We’ve written several items over the years at Anchor Rising on the Presidential National Popular Vote Interstate Compact, up for a vote in both House and Senate committees today (somebody wants this decided upon fast!). The basic arguments haven’t changed; the usual argument for why a small state like Rhode Island should support National Popular Vote is that it is supposed to make Presidential candidates pay more “attention” to Rhode Island. This idea has never made any sense, and still doesn’t, as both Marc

[W]hile a Democrat could incessantly campaign in Rhode Island to jack up an overall popular vote tally, they would probably acutely focus on bigger population centers like New York, Los Angeles, Chicago, Houston etc.to maximize their turnout and run up their their popular vote tallies. Under a popular vote scheme, they could do that and still get the Rhode Island votes anyway. So where’s the Democrat incentive to visit a small state like li’l Rhody for the sake of marginal popular vote gains when the big numbers can be had in the big cities?

…and Justin

What that means is that politicians would have our four-EC votes of incentive to campaign in cities and states with higher populations and less homogeneous voting patterns. One-hundred and thirty cities have larger populations than Providence’s, and 42 states have larger populations than Rhode Island’s.
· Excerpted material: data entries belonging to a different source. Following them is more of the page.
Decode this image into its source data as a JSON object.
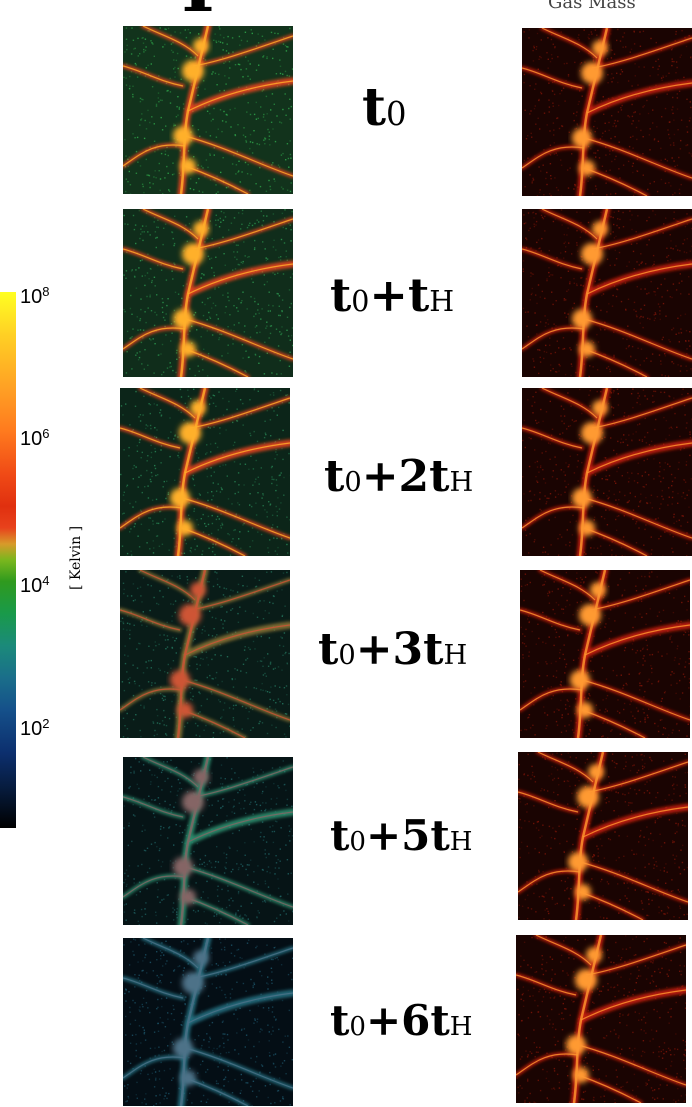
{
  "header": {
    "left_glyph": "T",
    "right_title": "Gas Mass"
  },
  "colorbar": {
    "unit": "[ Kelvin ]",
    "ticks": [
      {
        "base": "10",
        "exp": "8"
      },
      {
        "base": "10",
        "exp": "6"
      },
      {
        "base": "10",
        "exp": "4"
      },
      {
        "base": "10",
        "exp": "2"
      }
    ]
  },
  "rows": [
    {
      "time_main": "t",
      "time_sub": "0",
      "time_rest": ""
    },
    {
      "time_main": "t",
      "time_sub": "0",
      "time_rest": "+t",
      "time_sub2": "H"
    },
    {
      "time_main": "t",
      "time_sub": "0",
      "time_rest": "+2t",
      "time_sub2": "H"
    },
    {
      "time_main": "t",
      "time_sub": "0",
      "time_rest": "+3t",
      "time_sub2": "H"
    },
    {
      "time_main": "t",
      "time_sub": "0",
      "time_rest": "+5t",
      "time_sub2": "H"
    },
    {
      "time_main": "t",
      "time_sub": "0",
      "time_rest": "+6t",
      "time_sub2": "H"
    }
  ],
  "temperature_levels": [
    1.0,
    0.85,
    0.65,
    0.45,
    0.25,
    0.1
  ]
}
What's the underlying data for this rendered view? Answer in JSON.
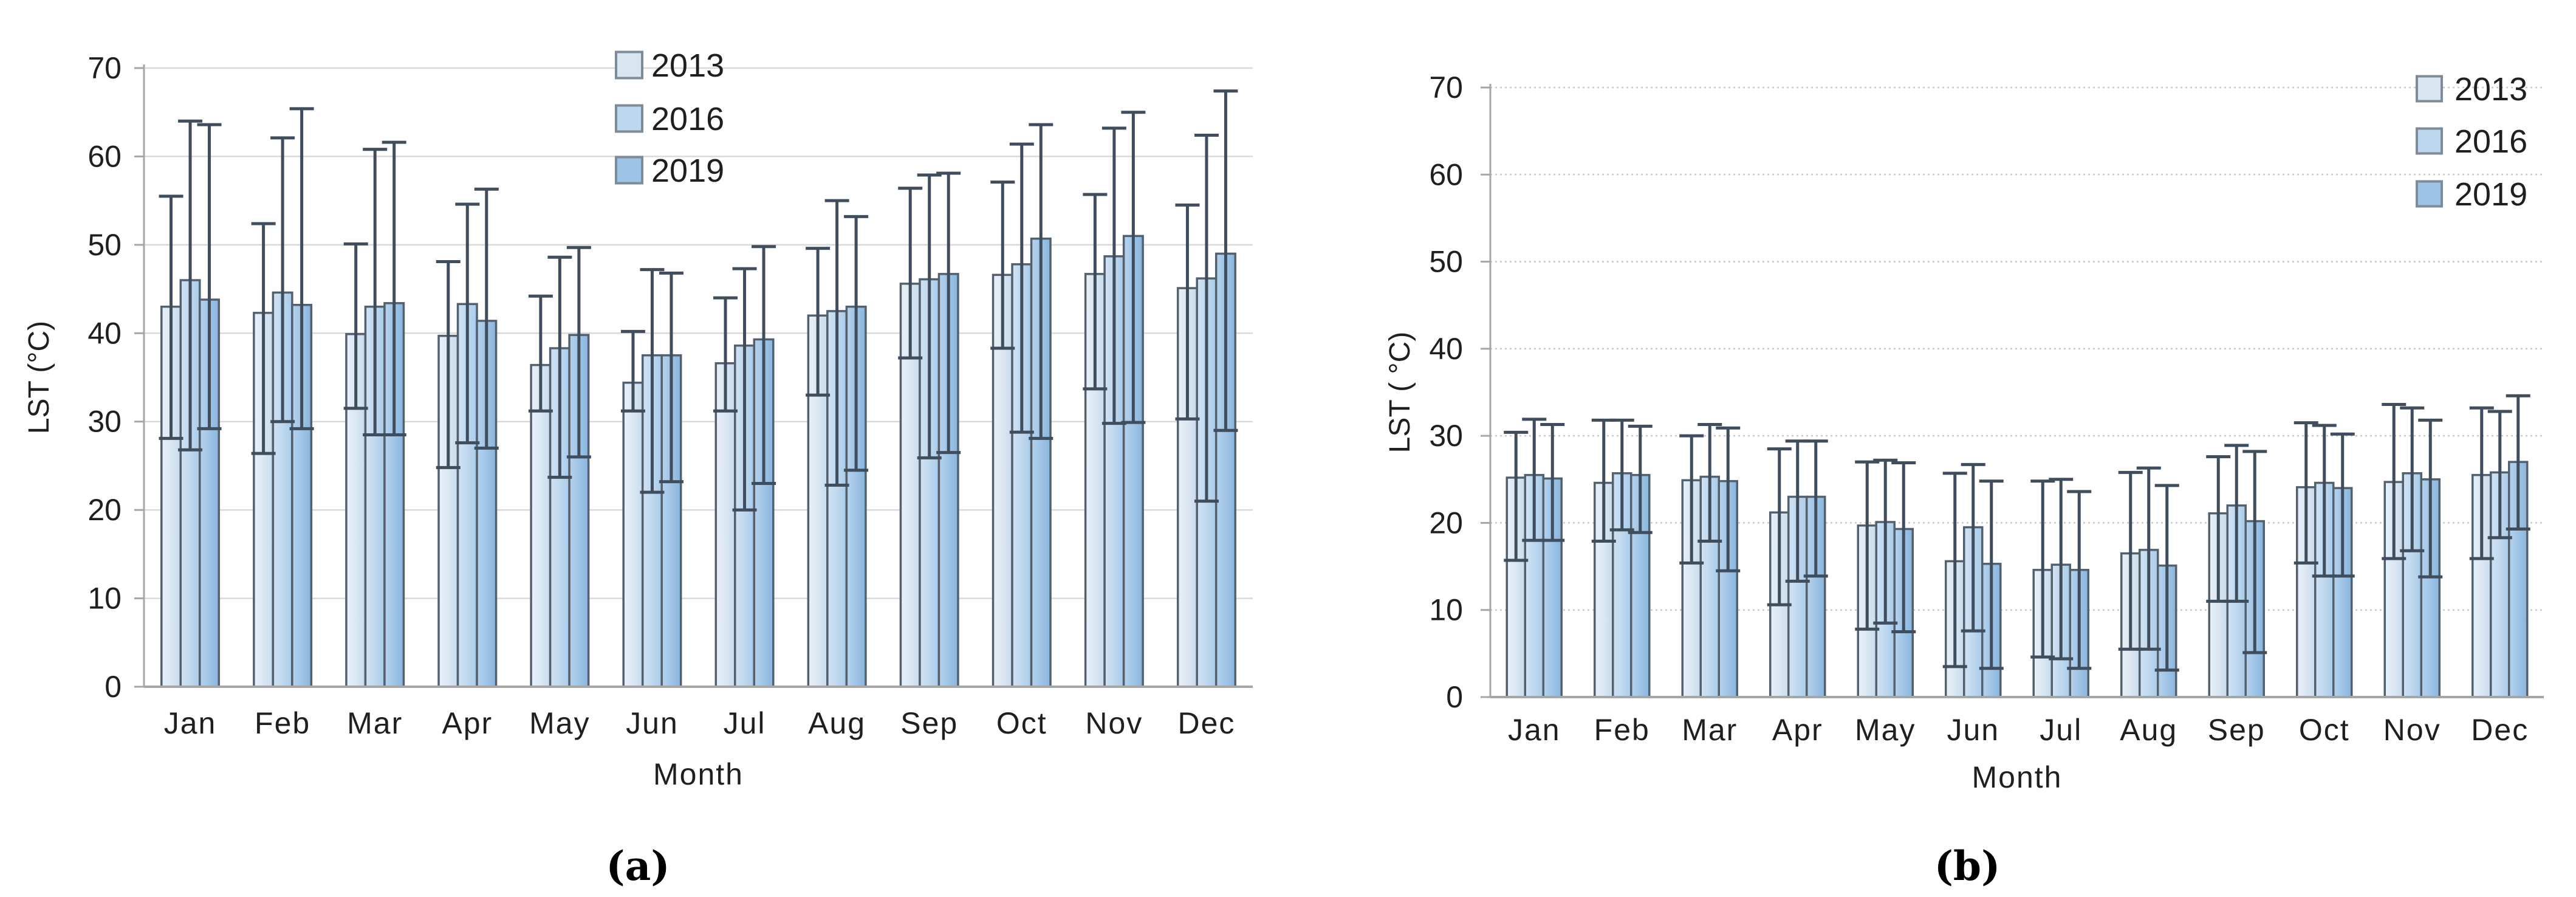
{
  "figure": {
    "description": "Monthly LST bar charts for 2013, 2016 and 2019 with error bars",
    "background": "#ffffff"
  },
  "colors": {
    "series_2013": "#d9e6f2",
    "series_2013_light": "#e9f0f8",
    "series_2013_dark": "#c8dbee",
    "series_2016": "#bdd7ee",
    "series_2016_light": "#d2e2f4",
    "series_2016_dark": "#a9cbe9",
    "series_2019": "#9dc3e6",
    "series_2019_light": "#b6d2ec",
    "series_2019_dark": "#8ab5dd",
    "bar_border": "#53616f",
    "error_bar": "#3f4d5c",
    "gridline_a": "#d9d9d9",
    "gridline_b": "#c9c9c9",
    "axis": "#a6a6a6",
    "text": "#1f1f1f"
  },
  "chart_data": [
    {
      "id": "a",
      "type": "bar",
      "caption": "(a)",
      "xlabel": "Month",
      "ylabel": "LST (°C)",
      "ylim": [
        0,
        70
      ],
      "yticks": [
        0,
        10,
        20,
        30,
        40,
        50,
        60,
        70
      ],
      "grid": "horizontal",
      "legend_position": "top-center",
      "error_bars": true,
      "categories": [
        "Jan",
        "Feb",
        "Mar",
        "Apr",
        "May",
        "Jun",
        "Jul",
        "Aug",
        "Sep",
        "Oct",
        "Nov",
        "Dec"
      ],
      "series": [
        {
          "name": "2013",
          "values": [
            43.0,
            42.3,
            39.9,
            39.7,
            36.4,
            34.4,
            36.6,
            42.0,
            45.6,
            46.6,
            46.7,
            45.1
          ],
          "err_high": [
            55.5,
            52.4,
            50.1,
            48.1,
            44.2,
            40.2,
            44.0,
            49.6,
            56.4,
            57.1,
            55.7,
            54.5
          ],
          "err_low": [
            28.1,
            26.4,
            31.5,
            24.8,
            31.2,
            31.2,
            31.2,
            33.0,
            37.2,
            38.3,
            33.7,
            30.3
          ]
        },
        {
          "name": "2016",
          "values": [
            46.0,
            44.6,
            43.0,
            43.3,
            38.3,
            37.5,
            38.6,
            42.5,
            46.1,
            47.8,
            48.7,
            46.2
          ],
          "err_high": [
            64.0,
            62.1,
            60.8,
            54.6,
            48.6,
            47.2,
            47.3,
            55.0,
            57.9,
            61.4,
            63.2,
            62.4
          ],
          "err_low": [
            26.8,
            30.0,
            28.5,
            27.6,
            23.7,
            22.0,
            20.0,
            22.8,
            25.9,
            28.8,
            29.8,
            21.0
          ]
        },
        {
          "name": "2019",
          "values": [
            43.8,
            43.2,
            43.4,
            41.4,
            39.8,
            37.5,
            39.3,
            43.0,
            46.7,
            50.7,
            51.0,
            49.0
          ],
          "err_high": [
            63.6,
            65.4,
            61.6,
            56.3,
            49.7,
            46.8,
            49.8,
            53.2,
            58.1,
            63.6,
            65.0,
            67.4
          ],
          "err_low": [
            29.2,
            29.2,
            28.5,
            27.0,
            26.0,
            23.2,
            23.0,
            24.5,
            26.5,
            28.1,
            29.9,
            29.0
          ]
        }
      ]
    },
    {
      "id": "b",
      "type": "bar",
      "caption": "(b)",
      "xlabel": "Month",
      "ylabel": "LST ( °C)",
      "ylim": [
        0,
        70
      ],
      "yticks": [
        0,
        10,
        20,
        30,
        40,
        50,
        60,
        70
      ],
      "grid": "horizontal-dotted",
      "legend_position": "top-right",
      "error_bars": true,
      "categories": [
        "Jan",
        "Feb",
        "Mar",
        "Apr",
        "May",
        "Jun",
        "Jul",
        "Aug",
        "Sep",
        "Oct",
        "Nov",
        "Dec"
      ],
      "series": [
        {
          "name": "2013",
          "values": [
            25.2,
            24.6,
            24.9,
            21.2,
            19.7,
            15.6,
            14.6,
            16.5,
            21.1,
            24.1,
            24.7,
            25.5
          ],
          "err_high": [
            30.4,
            31.8,
            30.0,
            28.5,
            27.0,
            25.7,
            24.8,
            25.8,
            27.6,
            31.5,
            33.6,
            33.2
          ],
          "err_low": [
            15.7,
            17.9,
            15.4,
            10.6,
            7.8,
            3.5,
            4.6,
            5.5,
            11.0,
            15.4,
            15.9,
            15.9
          ]
        },
        {
          "name": "2016",
          "values": [
            25.5,
            25.7,
            25.3,
            23.0,
            20.1,
            19.5,
            15.2,
            16.9,
            22.0,
            24.6,
            25.7,
            25.8
          ],
          "err_high": [
            31.9,
            31.8,
            31.3,
            29.4,
            27.2,
            26.7,
            25.0,
            26.3,
            28.9,
            31.2,
            33.2,
            32.8
          ],
          "err_low": [
            18.0,
            19.2,
            17.9,
            13.3,
            8.5,
            7.6,
            4.4,
            5.5,
            11.0,
            13.9,
            16.8,
            18.3
          ]
        },
        {
          "name": "2019",
          "values": [
            25.1,
            25.5,
            24.8,
            23.0,
            19.3,
            15.3,
            14.6,
            15.1,
            20.2,
            24.0,
            25.0,
            27.0
          ],
          "err_high": [
            31.3,
            31.1,
            30.9,
            29.4,
            26.9,
            24.8,
            23.6,
            24.3,
            28.2,
            30.2,
            31.8,
            34.6
          ],
          "err_low": [
            18.0,
            18.9,
            14.5,
            13.9,
            7.5,
            3.3,
            3.3,
            3.1,
            5.1,
            13.9,
            13.8,
            19.3
          ]
        }
      ]
    }
  ]
}
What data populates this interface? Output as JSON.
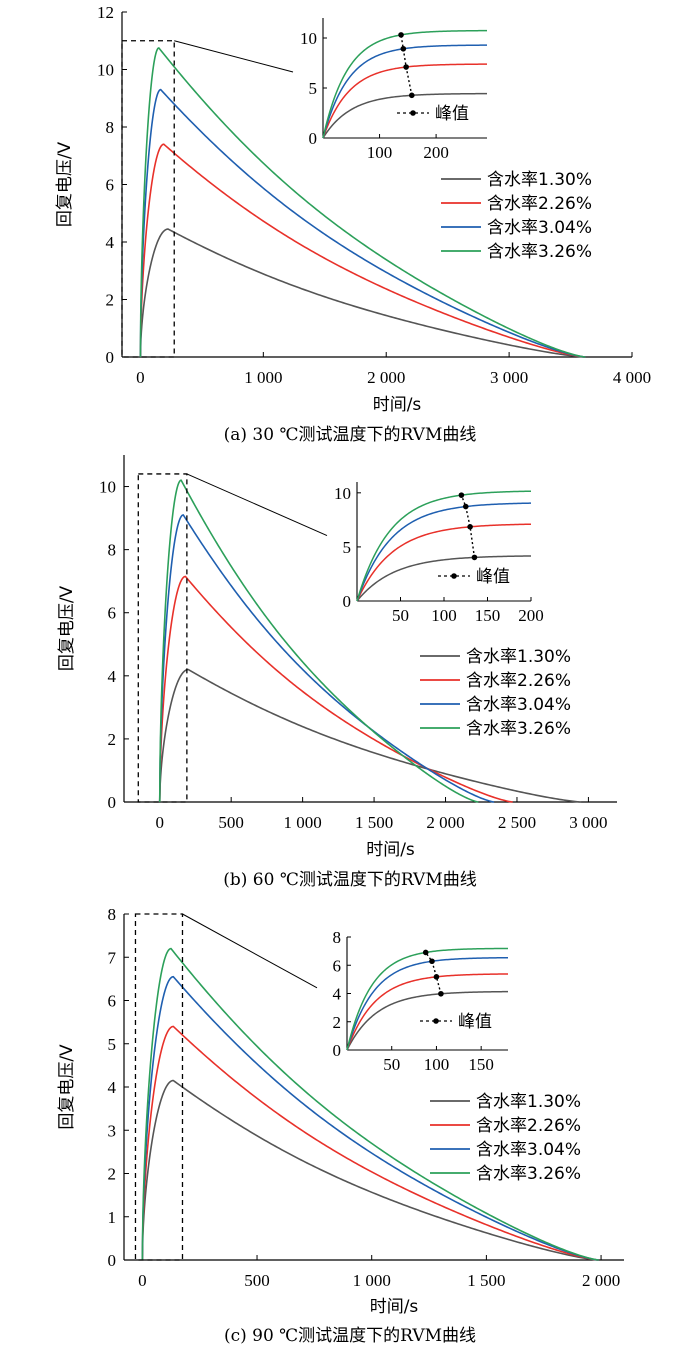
{
  "figure": {
    "panels": [
      {
        "caption": "(a)  30 ℃测试温度下的RVM曲线",
        "xlabel": "时间/s",
        "ylabel": "回复电压/V",
        "xticks": [
          "0",
          "1 000",
          "2 000",
          "3 000",
          "4 000"
        ],
        "yticks": [
          "0",
          "2",
          "4",
          "6",
          "8",
          "10",
          "12"
        ],
        "inset_xticks": [
          "100",
          "200"
        ],
        "inset_yticks": [
          "0",
          "5",
          "10"
        ],
        "inset_legend": "峰值"
      },
      {
        "caption": "(b)  60 ℃测试温度下的RVM曲线",
        "xlabel": "时间/s",
        "ylabel": "回复电压/V",
        "xticks": [
          "0",
          "500",
          "1 000",
          "1 500",
          "2 000",
          "2 500",
          "3 000"
        ],
        "yticks": [
          "0",
          "2",
          "4",
          "6",
          "8",
          "10"
        ],
        "inset_xticks": [
          "50",
          "100",
          "150",
          "200"
        ],
        "inset_yticks": [
          "0",
          "5",
          "10"
        ],
        "inset_legend": "峰值"
      },
      {
        "caption": "(c)  90 ℃测试温度下的RVM曲线",
        "xlabel": "时间/s",
        "ylabel": "回复电压/V",
        "xticks": [
          "0",
          "500",
          "1 000",
          "1 500",
          "2 000"
        ],
        "yticks": [
          "0",
          "1",
          "2",
          "3",
          "4",
          "5",
          "6",
          "7",
          "8"
        ],
        "inset_xticks": [
          "50",
          "100",
          "150"
        ],
        "inset_yticks": [
          "0",
          "2",
          "4",
          "6",
          "8"
        ],
        "inset_legend": "峰值"
      }
    ]
  },
  "chart_data": [
    {
      "type": "line",
      "title": "(a)  30 ℃测试温度下的RVM曲线",
      "xlabel": "时间/s",
      "ylabel": "回复电压/V",
      "xlim": [
        -150,
        4000
      ],
      "ylim": [
        0,
        12
      ],
      "legend_position": "right",
      "colors": [
        "#555555",
        "#e8312a",
        "#1f5fb0",
        "#2ca05a"
      ],
      "series": [
        {
          "name": "含水率1.30%",
          "peak": 4.45,
          "peak_time": 225,
          "zero_time": 3620
        },
        {
          "name": "含水率2.26%",
          "peak": 7.4,
          "peak_time": 190,
          "zero_time": 3620
        },
        {
          "name": "含水率3.04%",
          "peak": 9.3,
          "peak_time": 165,
          "zero_time": 3620
        },
        {
          "name": "含水率3.26%",
          "peak": 10.75,
          "peak_time": 150,
          "zero_time": 3620
        }
      ],
      "zoom_box": {
        "x": [
          -150,
          275
        ],
        "y": [
          0,
          11
        ]
      },
      "inset": {
        "xlim": [
          0,
          290
        ],
        "ylim": [
          0,
          12
        ],
        "peak_times": [
          157,
          147,
          142,
          138
        ],
        "legend": "峰值"
      }
    },
    {
      "type": "line",
      "title": "(b)  60 ℃测试温度下的RVM曲线",
      "xlabel": "时间/s",
      "ylabel": "回复电压/V",
      "xlim": [
        -250,
        3200
      ],
      "ylim": [
        0,
        11
      ],
      "legend_position": "right",
      "colors": [
        "#555555",
        "#e8312a",
        "#1f5fb0",
        "#2ca05a"
      ],
      "series": [
        {
          "name": "含水率1.30%",
          "peak": 4.2,
          "peak_time": 200,
          "zero_time": 2950
        },
        {
          "name": "含水率2.26%",
          "peak": 7.15,
          "peak_time": 180,
          "zero_time": 2470
        },
        {
          "name": "含水率3.04%",
          "peak": 9.1,
          "peak_time": 165,
          "zero_time": 2340
        },
        {
          "name": "含水率3.26%",
          "peak": 10.2,
          "peak_time": 150,
          "zero_time": 2230
        }
      ],
      "zoom_box": {
        "x": [
          -150,
          190
        ],
        "y": [
          0,
          10.4
        ]
      },
      "inset": {
        "xlim": [
          0,
          200
        ],
        "ylim": [
          0,
          11
        ],
        "peak_times": [
          135,
          130,
          125,
          120
        ],
        "legend": "峰值"
      }
    },
    {
      "type": "line",
      "title": "(c)  90 ℃测试温度下的RVM曲线",
      "xlabel": "时间/s",
      "ylabel": "回复电压/V",
      "xlim": [
        -80,
        2100
      ],
      "ylim": [
        0,
        8
      ],
      "legend_position": "right",
      "colors": [
        "#555555",
        "#e8312a",
        "#1f5fb0",
        "#2ca05a"
      ],
      "series": [
        {
          "name": "含水率1.30%",
          "peak": 4.15,
          "peak_time": 135,
          "zero_time": 1990
        },
        {
          "name": "含水率2.26%",
          "peak": 5.4,
          "peak_time": 135,
          "zero_time": 1990
        },
        {
          "name": "含水率3.04%",
          "peak": 6.55,
          "peak_time": 135,
          "zero_time": 1990
        },
        {
          "name": "含水率3.26%",
          "peak": 7.2,
          "peak_time": 125,
          "zero_time": 1990
        }
      ],
      "zoom_box": {
        "x": [
          -30,
          175
        ],
        "y": [
          0,
          8
        ]
      },
      "inset": {
        "xlim": [
          0,
          180
        ],
        "ylim": [
          0,
          8
        ],
        "peak_times": [
          105,
          100,
          95,
          88
        ],
        "legend": "峰值"
      }
    }
  ]
}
And the state-by-state component of campaign strategies would account for a smaller amount of the total effort, because the National Popular Vote would effectively make the voter audience a national one, thereby increasing the importance of advertisements on a national scale.

…have explained.

Indeed, NPV didn’t make sense to a majority of Rhode Island House members in 2009, who voted against it by a margin of 28 – 45 that year.   Amongst currently seated Reps who were also present in 2009, the vote was 12 – 29 (although Randal Edgar‘s Projo story from today indicates that Rep. Raymond Gallison has changed his position from no to yes, so let’s call it 13 – 28); don’t be fooled into thinking that NPV is a long-term rank-and-file priority that has been bottled up by leadership.

If the Rhode Island legislature was really interested in making Rhode Island into a Presidential “battleground state” they could do that immediately, by changing the method for awarding Rhode Island’s Presidential electors to a proportional system, with winner-take-all occurring only if a candidate crosses a supermajority vote threshold, say 62.5%.  Under this system, it would be worth 2 electoral votes for candidates to work towards either gaining for themselves or denying their opponent a supermajority win, which would frequently put Rhode Island “in play”. (The previous link will answer the question of why 62.5%, if you are interested in further detail).

Proportional allocation, with supermajority winner-take-all makes perfect, direct sense, if the priority is truly getting more Presidential campaign attention for Rhode Island, and it can be implemented by a simple act of the legislature, without having to wait on action by any other state. Of course, it’s a plan that’s never been considered — revealing just about everything you need to know about how wide the disconnect is, between the expressed motivation and the reality of NPV.